Individualisten in Teamwork

Wolfgang Hambüchen wertet gemeinsam mit Cheftrainer Andreas Hirsch und Sportwissenschaftler Andreas Bronst (r.) Bewegungsabläufe am PC aus.
(Foto: V. Minkus)


Trainer-Vater und Turner-Sohn zur EM
(Foto: Archiv MINKUSimages)



Dr. Jörg Fetzer:
Analysen in 'zig Tausenden Trainingsstunden.
Foto: GYMmedia 06

 

 

Der Erfolg – auch bei den Nachwuchsturnern – hat viele Väter

Von Arbeitstieren und Allround-Künstlern

Trainer Wolfgang Hambüchen über engagierte Trainer und Funktionäre sowie die Qualität des Nachwuchskonzepts im DTB

LEON*: -- Worauf führen Sie den schon fast sensationellen Auftritt der deutschen Juniorenturner und –turnerinnen in Volos zurück?

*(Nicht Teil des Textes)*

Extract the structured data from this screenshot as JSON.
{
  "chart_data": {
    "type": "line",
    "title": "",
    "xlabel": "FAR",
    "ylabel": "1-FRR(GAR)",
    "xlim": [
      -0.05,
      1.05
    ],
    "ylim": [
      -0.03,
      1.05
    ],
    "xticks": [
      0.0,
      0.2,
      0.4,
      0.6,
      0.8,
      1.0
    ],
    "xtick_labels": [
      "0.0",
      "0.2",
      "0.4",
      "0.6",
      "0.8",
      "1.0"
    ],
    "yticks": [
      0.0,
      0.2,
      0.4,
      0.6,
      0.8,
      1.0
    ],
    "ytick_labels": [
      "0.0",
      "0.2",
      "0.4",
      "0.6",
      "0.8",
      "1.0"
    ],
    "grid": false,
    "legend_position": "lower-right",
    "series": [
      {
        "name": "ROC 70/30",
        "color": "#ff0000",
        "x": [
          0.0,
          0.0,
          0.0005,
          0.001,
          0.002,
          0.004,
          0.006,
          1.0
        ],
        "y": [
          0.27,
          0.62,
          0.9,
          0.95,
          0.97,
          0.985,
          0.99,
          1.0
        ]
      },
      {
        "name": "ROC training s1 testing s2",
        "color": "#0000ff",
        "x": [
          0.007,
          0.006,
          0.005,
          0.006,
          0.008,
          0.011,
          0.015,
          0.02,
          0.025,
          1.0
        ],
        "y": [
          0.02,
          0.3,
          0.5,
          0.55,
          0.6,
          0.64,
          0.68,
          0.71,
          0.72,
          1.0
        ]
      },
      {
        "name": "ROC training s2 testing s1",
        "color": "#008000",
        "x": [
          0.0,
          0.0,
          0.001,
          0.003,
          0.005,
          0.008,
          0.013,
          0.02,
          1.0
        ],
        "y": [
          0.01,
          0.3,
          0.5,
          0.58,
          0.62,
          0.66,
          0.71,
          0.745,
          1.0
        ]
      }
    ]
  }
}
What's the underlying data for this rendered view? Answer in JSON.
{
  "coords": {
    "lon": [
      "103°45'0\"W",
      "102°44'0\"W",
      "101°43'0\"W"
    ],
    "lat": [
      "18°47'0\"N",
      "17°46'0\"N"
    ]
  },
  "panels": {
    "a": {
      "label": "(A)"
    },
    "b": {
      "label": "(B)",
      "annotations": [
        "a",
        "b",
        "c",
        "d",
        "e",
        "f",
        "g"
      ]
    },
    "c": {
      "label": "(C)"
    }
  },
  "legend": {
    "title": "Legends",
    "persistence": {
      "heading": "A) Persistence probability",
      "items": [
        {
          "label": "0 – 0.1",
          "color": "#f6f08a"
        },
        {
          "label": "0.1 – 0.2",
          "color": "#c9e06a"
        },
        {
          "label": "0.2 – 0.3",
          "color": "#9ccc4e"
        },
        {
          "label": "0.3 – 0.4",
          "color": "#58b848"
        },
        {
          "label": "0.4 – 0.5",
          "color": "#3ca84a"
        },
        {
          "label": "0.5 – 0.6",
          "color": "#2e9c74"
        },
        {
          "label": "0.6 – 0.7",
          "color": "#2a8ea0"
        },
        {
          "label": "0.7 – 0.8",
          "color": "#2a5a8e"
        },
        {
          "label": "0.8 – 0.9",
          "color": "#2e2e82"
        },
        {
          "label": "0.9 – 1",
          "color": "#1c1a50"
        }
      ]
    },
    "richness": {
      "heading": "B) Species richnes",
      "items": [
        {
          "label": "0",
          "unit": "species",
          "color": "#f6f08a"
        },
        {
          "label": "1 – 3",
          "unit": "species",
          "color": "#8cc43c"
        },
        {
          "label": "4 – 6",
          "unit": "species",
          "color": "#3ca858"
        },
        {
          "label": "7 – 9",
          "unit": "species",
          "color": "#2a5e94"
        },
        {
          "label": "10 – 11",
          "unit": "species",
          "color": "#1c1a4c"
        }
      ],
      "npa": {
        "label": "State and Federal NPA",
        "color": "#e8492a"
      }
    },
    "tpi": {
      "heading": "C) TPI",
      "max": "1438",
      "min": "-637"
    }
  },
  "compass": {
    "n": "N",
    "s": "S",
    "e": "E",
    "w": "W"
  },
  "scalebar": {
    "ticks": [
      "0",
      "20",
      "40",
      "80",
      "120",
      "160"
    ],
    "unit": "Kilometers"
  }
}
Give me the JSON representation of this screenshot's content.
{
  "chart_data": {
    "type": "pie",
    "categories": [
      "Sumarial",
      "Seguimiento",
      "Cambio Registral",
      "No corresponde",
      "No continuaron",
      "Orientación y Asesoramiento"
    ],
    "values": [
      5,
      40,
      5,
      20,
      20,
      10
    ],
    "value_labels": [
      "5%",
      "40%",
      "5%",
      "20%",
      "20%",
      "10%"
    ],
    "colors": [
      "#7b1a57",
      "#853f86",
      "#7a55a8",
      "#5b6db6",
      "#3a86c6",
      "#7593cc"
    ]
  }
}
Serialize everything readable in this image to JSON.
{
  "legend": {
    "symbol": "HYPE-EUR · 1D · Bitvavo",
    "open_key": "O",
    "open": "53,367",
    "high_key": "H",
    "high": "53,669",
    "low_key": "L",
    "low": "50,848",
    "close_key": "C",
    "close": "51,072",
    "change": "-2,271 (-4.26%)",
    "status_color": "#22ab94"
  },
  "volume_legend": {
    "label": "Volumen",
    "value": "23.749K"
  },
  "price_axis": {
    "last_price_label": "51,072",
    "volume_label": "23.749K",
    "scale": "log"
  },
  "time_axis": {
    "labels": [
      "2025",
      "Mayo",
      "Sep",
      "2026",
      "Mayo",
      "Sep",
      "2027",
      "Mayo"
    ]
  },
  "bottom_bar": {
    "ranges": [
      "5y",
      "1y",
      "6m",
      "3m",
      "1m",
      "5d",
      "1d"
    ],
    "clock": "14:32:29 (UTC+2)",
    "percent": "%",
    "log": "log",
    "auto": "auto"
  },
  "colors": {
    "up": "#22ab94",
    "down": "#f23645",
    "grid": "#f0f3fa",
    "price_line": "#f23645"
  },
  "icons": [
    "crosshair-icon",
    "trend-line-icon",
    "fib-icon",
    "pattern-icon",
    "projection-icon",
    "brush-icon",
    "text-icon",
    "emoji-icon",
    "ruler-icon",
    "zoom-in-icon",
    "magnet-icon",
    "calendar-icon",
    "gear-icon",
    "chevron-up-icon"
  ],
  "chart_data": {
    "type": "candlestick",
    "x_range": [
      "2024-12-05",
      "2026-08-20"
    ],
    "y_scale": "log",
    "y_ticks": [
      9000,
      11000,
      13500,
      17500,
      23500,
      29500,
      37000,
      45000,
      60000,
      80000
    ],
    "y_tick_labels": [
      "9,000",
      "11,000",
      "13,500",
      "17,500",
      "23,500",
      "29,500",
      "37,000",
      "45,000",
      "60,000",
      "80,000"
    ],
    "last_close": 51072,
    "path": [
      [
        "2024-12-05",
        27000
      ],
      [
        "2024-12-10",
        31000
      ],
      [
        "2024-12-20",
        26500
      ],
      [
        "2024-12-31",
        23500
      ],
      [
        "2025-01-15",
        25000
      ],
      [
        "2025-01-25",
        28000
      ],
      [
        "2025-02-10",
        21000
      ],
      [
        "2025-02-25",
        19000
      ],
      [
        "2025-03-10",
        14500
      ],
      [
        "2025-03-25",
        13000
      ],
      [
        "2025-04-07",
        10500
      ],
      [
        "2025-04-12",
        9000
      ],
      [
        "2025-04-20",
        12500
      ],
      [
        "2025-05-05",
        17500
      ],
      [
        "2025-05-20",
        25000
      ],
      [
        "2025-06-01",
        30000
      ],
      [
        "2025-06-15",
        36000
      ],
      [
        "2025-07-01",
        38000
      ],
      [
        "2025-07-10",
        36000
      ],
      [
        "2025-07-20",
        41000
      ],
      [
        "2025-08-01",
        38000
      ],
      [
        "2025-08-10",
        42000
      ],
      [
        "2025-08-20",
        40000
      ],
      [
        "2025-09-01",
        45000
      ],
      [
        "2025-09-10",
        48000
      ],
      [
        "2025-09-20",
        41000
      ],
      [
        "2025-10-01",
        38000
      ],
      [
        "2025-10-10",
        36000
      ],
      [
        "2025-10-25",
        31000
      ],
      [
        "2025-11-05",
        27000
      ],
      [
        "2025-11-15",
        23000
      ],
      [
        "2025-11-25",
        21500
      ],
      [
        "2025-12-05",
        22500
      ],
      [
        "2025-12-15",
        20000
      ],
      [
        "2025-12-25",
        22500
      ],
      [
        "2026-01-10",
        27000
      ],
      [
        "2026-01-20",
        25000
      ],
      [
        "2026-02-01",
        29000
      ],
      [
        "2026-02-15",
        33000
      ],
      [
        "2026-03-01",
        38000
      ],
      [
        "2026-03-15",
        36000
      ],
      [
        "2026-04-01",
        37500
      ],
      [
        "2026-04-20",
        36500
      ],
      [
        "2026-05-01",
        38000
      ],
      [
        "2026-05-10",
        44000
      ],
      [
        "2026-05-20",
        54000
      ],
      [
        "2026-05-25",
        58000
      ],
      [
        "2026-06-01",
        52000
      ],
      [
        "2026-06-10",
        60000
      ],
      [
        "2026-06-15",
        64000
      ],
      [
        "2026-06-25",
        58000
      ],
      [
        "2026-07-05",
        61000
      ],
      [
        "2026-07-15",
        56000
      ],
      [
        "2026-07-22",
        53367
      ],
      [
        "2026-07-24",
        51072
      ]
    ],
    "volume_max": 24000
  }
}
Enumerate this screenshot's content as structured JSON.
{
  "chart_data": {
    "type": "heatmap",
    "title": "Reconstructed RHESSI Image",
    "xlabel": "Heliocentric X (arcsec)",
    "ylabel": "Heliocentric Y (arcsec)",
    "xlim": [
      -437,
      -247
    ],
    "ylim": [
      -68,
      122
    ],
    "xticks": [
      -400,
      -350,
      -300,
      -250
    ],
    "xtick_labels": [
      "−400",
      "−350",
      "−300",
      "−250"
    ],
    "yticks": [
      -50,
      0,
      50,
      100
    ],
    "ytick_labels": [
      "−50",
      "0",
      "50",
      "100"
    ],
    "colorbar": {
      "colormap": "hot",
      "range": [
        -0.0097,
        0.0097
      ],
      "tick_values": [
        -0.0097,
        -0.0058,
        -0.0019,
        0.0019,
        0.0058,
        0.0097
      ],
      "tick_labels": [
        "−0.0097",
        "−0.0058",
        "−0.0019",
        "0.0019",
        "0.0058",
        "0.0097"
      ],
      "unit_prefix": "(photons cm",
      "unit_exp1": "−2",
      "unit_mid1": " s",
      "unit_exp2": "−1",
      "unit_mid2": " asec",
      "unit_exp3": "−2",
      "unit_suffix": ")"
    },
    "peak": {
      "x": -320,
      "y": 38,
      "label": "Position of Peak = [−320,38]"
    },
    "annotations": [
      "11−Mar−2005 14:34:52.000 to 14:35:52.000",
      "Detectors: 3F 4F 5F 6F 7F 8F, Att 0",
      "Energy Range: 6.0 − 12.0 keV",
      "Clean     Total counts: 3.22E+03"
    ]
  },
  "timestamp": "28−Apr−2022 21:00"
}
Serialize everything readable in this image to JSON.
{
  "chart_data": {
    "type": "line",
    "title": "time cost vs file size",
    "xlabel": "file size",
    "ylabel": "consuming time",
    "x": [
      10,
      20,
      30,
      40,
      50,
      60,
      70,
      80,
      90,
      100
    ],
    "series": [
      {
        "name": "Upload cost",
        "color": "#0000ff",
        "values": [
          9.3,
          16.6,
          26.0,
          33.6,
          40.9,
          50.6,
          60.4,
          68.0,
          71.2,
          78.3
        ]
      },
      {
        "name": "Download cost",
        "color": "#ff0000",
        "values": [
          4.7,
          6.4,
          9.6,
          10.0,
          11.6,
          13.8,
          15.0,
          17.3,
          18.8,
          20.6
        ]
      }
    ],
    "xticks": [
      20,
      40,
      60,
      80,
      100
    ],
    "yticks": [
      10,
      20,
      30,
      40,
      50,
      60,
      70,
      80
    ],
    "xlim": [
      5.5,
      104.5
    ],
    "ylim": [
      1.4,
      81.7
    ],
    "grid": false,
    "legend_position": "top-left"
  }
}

W.H.: -- "Zunächst ist dieser Super-Erfolg sicherlich auf die jahrelange, selbstlose Arbeit der Heimtrainer, insbesondere im Kindesalter, zurückzuführen. Stellvertretend für alle diese Trainer, oder besser Arbeitstiere und Allround-Künstler, möchte ich hier einmal Manfred Paschke, den ersten Trainer von Steve Woitalla in Schwedt, oder Kerstin Vogel aus Chemnitz nennen. Die daran anschließende Fortführung der Arbeit an den Landes- und Bundesstützpunkten einschließlich der Betreuung durch die OSP bildet dann die Grundlage für die Entstehung eines Erfolgsteams. Neben dem Einfallsreichtum und dem technischen Weitblick der Heim- und Bundestrainer sind natürlich auch ein entsprechendes Anforderungsprofil und ein dazugehöriges Ausbildungskonzept im Nachwuchsbereich von überragender Bedeutung."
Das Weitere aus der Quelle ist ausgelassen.